CDC uses terminology that distinguishes a facemask from a respirator, as you will see from following the first link (‘health workers’) on the page you linked.

> … patients should wear a facemask to contain secretions.

> Use respiratory protection (i.e., a respirator) that is at least as protective as a fit-tested NIOSH-certified disposable N95 filtering facepiece respirator before entry into the patient room or care area.

> Here's why masks are useless: You are going to take your mask off with your dirty hands. You're going to wear your mask dutifully while outside, then you're going to walk inside your house and the first thing you will do is take your mask off - with your dirty hands.

The problem isn't so much touching the respirator with dirty hands, its getting your hands dirty by touching a contaminated respirator.

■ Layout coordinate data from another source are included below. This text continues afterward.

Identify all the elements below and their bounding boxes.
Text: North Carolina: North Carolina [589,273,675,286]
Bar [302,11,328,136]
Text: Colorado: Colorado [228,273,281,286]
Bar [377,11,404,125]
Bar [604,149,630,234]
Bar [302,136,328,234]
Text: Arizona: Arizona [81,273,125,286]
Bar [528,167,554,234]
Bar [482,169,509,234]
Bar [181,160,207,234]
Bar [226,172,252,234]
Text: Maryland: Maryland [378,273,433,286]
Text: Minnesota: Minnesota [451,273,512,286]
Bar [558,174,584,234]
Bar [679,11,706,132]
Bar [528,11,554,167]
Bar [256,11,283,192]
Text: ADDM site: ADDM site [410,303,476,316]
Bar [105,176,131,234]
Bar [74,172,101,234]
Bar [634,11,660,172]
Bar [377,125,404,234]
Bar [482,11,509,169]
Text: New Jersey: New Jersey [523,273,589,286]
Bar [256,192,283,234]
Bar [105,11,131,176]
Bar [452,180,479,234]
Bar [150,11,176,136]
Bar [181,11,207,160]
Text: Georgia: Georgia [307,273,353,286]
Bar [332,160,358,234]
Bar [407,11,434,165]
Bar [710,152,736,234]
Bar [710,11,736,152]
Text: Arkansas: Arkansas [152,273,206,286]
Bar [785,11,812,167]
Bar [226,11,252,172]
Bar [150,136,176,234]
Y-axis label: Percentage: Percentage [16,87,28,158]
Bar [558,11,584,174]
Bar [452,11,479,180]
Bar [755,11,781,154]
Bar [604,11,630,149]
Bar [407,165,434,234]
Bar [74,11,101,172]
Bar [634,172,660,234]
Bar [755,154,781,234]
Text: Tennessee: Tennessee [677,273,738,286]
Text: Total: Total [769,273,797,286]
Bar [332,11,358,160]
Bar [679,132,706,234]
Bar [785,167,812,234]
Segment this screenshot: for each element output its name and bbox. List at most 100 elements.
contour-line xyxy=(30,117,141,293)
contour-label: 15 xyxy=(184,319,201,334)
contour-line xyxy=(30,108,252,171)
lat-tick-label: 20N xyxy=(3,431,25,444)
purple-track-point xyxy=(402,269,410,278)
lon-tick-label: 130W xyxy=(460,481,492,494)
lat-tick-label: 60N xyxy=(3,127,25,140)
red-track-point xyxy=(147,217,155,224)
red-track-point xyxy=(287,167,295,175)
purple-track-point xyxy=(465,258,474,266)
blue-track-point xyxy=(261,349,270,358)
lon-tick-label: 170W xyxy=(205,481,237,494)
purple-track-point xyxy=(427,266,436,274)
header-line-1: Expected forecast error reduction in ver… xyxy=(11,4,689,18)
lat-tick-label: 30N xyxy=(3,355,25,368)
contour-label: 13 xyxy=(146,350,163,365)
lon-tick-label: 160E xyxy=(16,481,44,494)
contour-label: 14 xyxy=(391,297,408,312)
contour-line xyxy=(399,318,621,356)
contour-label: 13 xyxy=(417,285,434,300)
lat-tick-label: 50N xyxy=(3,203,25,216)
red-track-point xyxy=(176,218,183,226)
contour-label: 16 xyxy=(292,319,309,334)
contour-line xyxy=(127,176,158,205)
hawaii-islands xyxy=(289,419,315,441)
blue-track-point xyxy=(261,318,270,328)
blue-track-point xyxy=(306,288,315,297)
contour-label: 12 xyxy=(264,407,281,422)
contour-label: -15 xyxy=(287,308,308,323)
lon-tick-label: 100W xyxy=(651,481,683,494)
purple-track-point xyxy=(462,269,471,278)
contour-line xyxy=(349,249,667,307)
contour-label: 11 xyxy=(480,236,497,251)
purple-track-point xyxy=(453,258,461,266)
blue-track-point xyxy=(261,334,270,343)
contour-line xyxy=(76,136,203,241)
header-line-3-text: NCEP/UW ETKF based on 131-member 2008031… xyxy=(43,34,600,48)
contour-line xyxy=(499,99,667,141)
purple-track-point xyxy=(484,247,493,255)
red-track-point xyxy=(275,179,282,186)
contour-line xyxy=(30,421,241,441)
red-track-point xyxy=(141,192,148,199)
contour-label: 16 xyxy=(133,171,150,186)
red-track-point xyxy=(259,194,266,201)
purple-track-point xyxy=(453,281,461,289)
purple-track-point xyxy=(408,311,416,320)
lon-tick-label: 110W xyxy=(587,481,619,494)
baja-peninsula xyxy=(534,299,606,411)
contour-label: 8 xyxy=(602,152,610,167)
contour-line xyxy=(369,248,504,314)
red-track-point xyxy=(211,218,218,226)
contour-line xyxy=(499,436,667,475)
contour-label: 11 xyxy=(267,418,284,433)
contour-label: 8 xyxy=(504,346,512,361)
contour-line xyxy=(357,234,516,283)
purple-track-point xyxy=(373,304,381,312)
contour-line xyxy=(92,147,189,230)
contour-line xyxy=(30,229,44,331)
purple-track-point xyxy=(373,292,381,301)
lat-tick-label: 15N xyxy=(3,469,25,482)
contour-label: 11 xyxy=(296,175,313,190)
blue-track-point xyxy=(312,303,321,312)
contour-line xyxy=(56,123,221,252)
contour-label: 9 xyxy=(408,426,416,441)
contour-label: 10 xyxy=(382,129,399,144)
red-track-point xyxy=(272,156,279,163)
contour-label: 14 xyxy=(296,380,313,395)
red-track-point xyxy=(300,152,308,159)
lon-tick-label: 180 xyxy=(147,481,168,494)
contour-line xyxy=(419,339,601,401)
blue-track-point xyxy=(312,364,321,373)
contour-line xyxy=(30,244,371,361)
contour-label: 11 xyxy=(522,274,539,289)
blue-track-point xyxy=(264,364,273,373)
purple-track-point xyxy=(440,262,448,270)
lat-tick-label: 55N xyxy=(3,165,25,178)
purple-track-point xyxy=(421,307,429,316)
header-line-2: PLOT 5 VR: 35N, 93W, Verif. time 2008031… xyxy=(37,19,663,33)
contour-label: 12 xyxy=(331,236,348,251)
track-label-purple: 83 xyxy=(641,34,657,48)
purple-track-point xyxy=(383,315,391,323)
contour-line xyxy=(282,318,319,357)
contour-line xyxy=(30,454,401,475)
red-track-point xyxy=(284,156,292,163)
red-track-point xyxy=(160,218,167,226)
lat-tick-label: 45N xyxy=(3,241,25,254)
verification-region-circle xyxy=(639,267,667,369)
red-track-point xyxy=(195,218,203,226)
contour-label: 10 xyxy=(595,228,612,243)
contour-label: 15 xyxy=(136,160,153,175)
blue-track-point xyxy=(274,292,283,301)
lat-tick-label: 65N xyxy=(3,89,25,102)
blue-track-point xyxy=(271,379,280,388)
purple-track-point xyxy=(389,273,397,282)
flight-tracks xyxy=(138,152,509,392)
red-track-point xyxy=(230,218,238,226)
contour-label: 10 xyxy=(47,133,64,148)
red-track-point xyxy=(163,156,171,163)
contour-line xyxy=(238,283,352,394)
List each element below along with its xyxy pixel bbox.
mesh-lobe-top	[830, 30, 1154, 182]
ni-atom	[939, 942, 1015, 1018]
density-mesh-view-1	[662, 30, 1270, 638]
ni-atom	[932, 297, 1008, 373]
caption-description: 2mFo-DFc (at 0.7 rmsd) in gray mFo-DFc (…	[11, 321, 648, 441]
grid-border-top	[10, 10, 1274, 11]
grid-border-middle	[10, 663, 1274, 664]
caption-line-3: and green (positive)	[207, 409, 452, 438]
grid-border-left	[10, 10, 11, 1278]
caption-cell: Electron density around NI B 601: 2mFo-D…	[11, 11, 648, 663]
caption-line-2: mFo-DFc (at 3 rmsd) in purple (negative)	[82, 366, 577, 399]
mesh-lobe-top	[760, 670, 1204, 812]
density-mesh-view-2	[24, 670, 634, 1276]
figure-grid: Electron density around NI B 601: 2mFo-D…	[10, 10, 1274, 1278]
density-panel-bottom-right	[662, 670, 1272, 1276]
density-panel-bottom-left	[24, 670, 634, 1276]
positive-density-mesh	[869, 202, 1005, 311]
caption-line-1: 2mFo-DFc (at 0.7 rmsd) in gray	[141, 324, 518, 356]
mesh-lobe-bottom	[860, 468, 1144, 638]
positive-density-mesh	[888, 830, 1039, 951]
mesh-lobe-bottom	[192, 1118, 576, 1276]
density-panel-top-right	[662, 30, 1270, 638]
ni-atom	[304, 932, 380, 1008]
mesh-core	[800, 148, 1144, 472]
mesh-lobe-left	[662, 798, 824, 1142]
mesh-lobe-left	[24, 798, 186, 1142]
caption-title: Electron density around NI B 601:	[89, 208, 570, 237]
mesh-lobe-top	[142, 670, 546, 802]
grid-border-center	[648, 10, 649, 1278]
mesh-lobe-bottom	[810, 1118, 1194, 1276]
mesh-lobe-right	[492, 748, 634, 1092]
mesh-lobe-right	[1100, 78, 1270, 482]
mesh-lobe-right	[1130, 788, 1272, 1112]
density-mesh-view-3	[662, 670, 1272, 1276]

Here's how to remove a mask without touching the (possibly contaminated) front:

N95 3M mask: How to Wear & Remove (by Singapore General Hospital):

https://www.youtube.com/watch?v=zoxpvDVo_NI

Come on, this is a trivially refutable opinion. If masks don't work, then why do healthcare workers need them?
I believe it is an epidemiological/statistical reason.

Health care workers have a 100% chance of coming into contact. We cannot afford for them to be sick.

The vast majority of people wont be wearing masks so a few people wearing masks wont stop the spread so it is pointless. Even if you do wear a mask your chance of coming into contact with virus is low so you are wasting a mask for little to no statistical gain.

The n95 masks are very effective.

There's a difference between "X doesn't work" and "given the current circumstances it would be useful if many people believed that X doesn't work".
There's also a big difference between "x works very bad for the untrained population, but let's pretend it doesn't, because my worldview demands some media conspiracy" and "x works well".
East Asian countries have almost everybody wearing masks. I really don't think using these things is as complicated as you're making it out to be.
Seriously, how much mask training do you think healthcare professionals get? Nothing that a 2 minute YouTube video wouldn’t cover, I’d guess.
Presumably there are lots of medical devices that are very useful to trained healthcare workers that are not useful for other people.
It is possible to encourage positive collective behaviour without sacrificing making sense.